Destination Sherbrooke se protège contre les fuites médiatiques

SHERBROOKE - Destination Sherbrooke craint les fuites médiatiques. Elle demande aux invités qui lui présentent des projets de signer une entente de confidentialité. L'organisme se défend en mentionnant qu'elle souhaite seulement s'assurer de la confidentialité des rencontres à huis clos.

« Afin d'éviter les fuites médiatiques, les invités qui viendront faire des présentations au conseil d'administration seront tenus de signer une déclaration de confidentialité à l'égard du projet et des propos tenus lors de leur présentation », lit-on dans le procès-verbal du 27 juin de Destination Sherbrooke.

Interdira-t-on à un promoteur de parler de son propre projet? Pas du tout, rectifie Amélie Boissonneau, coordonnatrice aux communications à Destination Sherbrooke. « La décision émane du conseil d'administration. Que le promoteur parle de son projet, ça ne nous dérange pas.
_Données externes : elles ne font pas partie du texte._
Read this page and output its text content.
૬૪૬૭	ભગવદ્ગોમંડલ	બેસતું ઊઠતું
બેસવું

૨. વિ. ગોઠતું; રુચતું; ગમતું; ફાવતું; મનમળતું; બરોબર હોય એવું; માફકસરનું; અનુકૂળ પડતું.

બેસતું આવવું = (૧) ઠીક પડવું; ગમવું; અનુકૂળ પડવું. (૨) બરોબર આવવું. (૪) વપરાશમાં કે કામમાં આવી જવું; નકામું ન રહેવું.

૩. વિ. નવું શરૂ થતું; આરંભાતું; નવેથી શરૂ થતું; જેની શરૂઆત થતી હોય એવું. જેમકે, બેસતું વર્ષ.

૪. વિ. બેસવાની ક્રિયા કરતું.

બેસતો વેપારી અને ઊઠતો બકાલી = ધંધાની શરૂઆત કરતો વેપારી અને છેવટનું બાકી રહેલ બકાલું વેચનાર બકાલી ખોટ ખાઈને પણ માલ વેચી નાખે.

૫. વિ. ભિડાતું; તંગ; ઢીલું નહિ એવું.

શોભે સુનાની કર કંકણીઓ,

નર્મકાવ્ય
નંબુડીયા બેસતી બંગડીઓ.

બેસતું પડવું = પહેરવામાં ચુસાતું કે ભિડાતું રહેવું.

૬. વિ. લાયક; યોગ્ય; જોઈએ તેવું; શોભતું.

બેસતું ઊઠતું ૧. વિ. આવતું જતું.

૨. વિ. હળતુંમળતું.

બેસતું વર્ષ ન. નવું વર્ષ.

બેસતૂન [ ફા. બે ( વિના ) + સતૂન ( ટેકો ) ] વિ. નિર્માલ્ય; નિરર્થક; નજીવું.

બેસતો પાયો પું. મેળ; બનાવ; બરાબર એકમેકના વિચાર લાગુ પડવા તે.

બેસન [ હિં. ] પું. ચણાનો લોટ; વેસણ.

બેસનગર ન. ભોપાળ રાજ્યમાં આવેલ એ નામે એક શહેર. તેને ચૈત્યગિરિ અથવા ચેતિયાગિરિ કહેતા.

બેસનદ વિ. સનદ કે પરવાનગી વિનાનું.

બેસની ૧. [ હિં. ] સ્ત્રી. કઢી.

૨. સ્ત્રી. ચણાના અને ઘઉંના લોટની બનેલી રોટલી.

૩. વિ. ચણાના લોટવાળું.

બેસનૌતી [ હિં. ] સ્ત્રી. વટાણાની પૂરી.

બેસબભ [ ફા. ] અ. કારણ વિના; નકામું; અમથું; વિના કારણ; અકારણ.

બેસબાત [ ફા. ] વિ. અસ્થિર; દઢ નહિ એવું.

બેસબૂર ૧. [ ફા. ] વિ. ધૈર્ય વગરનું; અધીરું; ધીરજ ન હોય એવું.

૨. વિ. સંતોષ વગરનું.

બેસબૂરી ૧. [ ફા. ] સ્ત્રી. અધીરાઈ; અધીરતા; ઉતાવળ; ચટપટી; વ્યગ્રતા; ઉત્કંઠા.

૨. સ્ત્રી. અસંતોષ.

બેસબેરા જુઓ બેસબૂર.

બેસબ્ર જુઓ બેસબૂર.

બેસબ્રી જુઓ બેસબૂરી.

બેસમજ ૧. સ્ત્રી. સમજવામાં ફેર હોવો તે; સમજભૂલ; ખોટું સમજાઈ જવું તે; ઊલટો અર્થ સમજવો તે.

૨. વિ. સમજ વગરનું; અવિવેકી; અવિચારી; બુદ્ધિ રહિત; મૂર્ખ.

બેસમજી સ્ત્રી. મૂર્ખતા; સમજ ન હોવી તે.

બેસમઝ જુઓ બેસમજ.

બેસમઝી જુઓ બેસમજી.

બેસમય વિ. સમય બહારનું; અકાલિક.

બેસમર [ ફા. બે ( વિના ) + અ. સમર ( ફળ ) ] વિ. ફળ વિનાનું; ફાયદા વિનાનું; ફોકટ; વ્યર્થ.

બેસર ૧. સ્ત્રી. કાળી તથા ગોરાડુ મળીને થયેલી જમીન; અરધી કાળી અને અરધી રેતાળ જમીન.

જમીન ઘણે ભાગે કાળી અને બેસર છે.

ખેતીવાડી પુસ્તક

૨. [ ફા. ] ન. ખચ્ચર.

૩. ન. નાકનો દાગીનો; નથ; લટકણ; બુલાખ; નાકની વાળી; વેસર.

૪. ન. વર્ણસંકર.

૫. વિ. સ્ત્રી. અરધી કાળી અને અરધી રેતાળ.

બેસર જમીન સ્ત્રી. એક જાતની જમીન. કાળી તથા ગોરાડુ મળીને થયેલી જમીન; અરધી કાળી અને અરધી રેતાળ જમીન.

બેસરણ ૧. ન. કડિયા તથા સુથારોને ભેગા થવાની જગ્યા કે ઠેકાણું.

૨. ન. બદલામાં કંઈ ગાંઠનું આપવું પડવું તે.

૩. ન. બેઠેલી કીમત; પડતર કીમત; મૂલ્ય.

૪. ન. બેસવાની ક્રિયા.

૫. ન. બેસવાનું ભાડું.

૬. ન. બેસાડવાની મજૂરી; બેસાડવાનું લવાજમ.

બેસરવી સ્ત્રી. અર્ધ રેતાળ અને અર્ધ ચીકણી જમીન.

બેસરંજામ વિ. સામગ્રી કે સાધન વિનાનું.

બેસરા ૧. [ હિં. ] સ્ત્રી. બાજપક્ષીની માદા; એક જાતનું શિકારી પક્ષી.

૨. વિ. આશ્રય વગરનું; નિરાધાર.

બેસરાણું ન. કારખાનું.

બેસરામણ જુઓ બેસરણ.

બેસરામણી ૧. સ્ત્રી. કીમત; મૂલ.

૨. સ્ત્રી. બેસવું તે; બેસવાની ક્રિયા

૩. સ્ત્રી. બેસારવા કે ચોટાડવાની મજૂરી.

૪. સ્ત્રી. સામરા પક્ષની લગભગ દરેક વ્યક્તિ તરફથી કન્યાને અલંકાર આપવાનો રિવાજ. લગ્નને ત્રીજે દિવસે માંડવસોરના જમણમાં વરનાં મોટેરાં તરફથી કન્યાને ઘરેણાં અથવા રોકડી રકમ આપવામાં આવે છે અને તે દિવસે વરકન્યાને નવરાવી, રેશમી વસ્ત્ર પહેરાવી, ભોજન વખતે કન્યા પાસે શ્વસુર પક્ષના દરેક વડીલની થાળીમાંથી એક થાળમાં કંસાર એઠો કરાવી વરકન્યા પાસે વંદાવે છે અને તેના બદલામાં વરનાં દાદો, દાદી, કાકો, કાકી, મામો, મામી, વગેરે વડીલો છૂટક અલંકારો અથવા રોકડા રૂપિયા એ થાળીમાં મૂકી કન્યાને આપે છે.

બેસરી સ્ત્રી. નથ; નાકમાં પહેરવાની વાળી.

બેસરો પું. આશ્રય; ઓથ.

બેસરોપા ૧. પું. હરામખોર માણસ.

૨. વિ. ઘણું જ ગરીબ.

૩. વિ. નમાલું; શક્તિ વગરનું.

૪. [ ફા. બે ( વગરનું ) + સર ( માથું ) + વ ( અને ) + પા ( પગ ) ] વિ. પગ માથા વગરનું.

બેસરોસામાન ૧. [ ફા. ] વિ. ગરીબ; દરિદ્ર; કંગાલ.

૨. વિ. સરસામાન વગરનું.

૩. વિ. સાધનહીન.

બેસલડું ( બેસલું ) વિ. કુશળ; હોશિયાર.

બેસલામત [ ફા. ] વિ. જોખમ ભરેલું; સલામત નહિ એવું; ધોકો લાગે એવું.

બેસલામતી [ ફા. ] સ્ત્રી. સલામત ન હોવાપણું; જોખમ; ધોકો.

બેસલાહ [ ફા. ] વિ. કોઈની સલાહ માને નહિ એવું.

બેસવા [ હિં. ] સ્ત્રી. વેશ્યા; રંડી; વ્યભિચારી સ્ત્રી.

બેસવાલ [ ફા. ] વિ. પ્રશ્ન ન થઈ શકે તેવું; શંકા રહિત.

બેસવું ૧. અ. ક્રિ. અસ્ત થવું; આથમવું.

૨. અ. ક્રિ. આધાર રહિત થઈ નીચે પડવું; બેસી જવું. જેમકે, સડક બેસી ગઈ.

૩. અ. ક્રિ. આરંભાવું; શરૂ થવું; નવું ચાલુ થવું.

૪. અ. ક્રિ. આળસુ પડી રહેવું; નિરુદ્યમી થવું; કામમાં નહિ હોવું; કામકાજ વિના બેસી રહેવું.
Nous ne sommes pas propriétaires des projets. Ce qui doit rester confidentiel, ce sont les demandes qu'ils font à Destination Sherbrooke et la teneur des propos qui nous concernent. C'est aussi un rappel pour les membres de notre conseil d'administration à l'effet qu'ils doivent respecter le huis clos. »
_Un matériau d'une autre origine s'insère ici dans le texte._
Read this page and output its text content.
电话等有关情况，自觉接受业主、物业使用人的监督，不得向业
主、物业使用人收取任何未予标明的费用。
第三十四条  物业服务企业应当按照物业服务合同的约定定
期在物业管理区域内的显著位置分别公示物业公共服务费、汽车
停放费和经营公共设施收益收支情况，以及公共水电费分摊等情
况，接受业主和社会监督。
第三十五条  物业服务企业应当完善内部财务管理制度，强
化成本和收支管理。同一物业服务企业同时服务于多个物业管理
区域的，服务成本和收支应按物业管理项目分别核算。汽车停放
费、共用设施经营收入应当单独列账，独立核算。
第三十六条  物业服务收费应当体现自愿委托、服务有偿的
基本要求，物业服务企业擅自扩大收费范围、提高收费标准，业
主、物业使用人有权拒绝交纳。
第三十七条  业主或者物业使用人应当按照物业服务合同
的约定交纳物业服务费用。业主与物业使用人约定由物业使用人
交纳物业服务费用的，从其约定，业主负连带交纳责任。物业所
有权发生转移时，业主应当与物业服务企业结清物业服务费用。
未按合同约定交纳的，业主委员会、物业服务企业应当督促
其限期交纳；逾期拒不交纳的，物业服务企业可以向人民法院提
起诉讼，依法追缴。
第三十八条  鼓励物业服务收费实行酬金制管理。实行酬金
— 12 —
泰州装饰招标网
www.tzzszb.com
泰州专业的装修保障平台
Aucune mesure punitive n'est prévue pour ceux qui contreviendraient à leur déclaration. « Nous sommes davantage dans la sensibilisation. »

La signature d'une déclaration de confidentialité ne semble pas être monnaie courante dans les organisations paramunicipales. À Sherbrooke Innopole, on parle plutôt d'un code d'éthique et de gouvernance signé par les dirigeants, administrateurs, membres de comités, sous-traitants et employés. Les entrepreneurs ne déposent toutefois pas leur dossier eux-mêmes et les discussions passent souvent par ceux ayant signé le code d'éthique.

À Commerce Sherbrooke, on confirme également que les intervenants au conseil d'administration n'ont pas à signer de déclaration de confidentialité.